Working as teams in Cabinet, and across government, was the answer to steer South Africa in the right direction. But more was needed – unity.
“We have a responsibility to promote our country externally, and to solve whatever problems we have internally in a patriotic and responsible manner. Attacking South Africa and bad-mouthing the country when she is most vulnerable is irresponsible, especially if done by South Africans themselves.”
And that’s not what the #BlackMonday protestors did when raising the apartheid flag: “… (S)ome compatriots yearn for the past in which black people were subjugated and treated as pariahs in the land of their birth.”
Zuma ticked all the boxes: National Development Plan (NDP); Nine Point Plan; township economy; one-stop shops to cut red tape for investors and radical economic transformation, which his administration is already implementing; with, for example, black industrialist and black small business support programmes. The latter falls alongside an instruction for department to really pay small businesses within 30 days.
“We have been accused of all sorts of things by people, who refuse to face the reality that radical economic transformation is critical so that we can achieve inclusive growth,” said Zuma. “Let me emphasise that radical economic transformation is government policy and arises from the ANC, and not from outside the country, as many rumour mongers claim.”
And taking on critics was the mainstay of Zama’s closing reply to the debate focused on dissing opposition parties. “What can you do? Dololo! Nothing!”
“My problem (with opposition parties) is that they think talking about one person for the whole year, the second year, the third year… they think [this] is an important thing whilst the country is facing a lot of challenges.”
Opposition parties were “not constructive”, had “nothing to say” and were dishonest, said Zuma: “You can’t even talk of your history, you were one of the oppressors. If you were honest, you would be saying we realise our mistake, we apologise, but there is no honesty.”
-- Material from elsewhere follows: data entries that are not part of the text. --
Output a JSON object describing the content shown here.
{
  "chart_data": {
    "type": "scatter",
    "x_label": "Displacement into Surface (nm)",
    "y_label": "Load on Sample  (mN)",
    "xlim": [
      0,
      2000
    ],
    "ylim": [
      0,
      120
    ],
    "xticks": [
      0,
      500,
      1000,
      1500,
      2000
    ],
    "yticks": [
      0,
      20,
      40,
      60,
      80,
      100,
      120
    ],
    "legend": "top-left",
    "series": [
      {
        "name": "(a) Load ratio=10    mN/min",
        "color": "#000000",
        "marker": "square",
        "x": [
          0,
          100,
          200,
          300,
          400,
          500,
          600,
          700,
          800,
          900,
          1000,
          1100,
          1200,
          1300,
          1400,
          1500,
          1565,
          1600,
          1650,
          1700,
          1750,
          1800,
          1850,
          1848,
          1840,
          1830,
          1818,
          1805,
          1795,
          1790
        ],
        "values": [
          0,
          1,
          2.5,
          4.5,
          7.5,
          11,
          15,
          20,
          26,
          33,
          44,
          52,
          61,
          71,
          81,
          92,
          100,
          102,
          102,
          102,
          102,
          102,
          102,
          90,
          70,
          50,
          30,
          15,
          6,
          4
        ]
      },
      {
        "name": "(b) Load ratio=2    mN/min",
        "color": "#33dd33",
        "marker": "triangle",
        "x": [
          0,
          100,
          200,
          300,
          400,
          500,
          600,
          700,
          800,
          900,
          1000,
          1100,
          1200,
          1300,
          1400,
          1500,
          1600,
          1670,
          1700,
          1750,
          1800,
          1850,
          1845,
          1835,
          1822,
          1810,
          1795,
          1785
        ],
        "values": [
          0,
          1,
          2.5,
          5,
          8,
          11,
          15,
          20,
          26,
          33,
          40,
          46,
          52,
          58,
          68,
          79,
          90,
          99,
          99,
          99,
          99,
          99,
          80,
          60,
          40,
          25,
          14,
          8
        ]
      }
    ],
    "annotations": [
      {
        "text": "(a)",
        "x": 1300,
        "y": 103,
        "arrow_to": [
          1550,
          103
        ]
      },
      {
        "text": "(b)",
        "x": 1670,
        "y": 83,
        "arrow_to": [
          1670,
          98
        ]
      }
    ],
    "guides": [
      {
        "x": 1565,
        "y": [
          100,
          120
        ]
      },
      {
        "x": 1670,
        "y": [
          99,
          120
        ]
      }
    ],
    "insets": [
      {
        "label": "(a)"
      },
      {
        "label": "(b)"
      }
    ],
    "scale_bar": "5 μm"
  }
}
And opposition parties could not learn because their focus on books and standing up in Parliament to ask questions instead of outlining their alternative policies in discussions in Parliament.
“The ANC will always win. We were giving a report about what the ANC has done (during the debate). They can’t engage it. They must come with a book… Jirre,” mocked Zuma, ending his NCOP appearance with a final verbal barb. “People are listening, and they know who to vote (for) when the time comes.”
The stage is set beyond the ANC December national elective conference, whatever its outcome, towards the 2019 elections.
As Zuma announced 2018 would be dedicated to the centenary of Nelson Mandela’s birth, like the 2017 commemorated that of OR Tambo, next year undoubtedly will see a multitude of memorial lectures again, thinly disguised as politicking electioneering platforms.
The rollercoaster ride continues. DM
File Photo: President Jacob Zuma speaks to a crowd of supporters outside parliament after winning a vote of no confidence, on 08 August 2017. Photo: Nic Bothma/(EPA).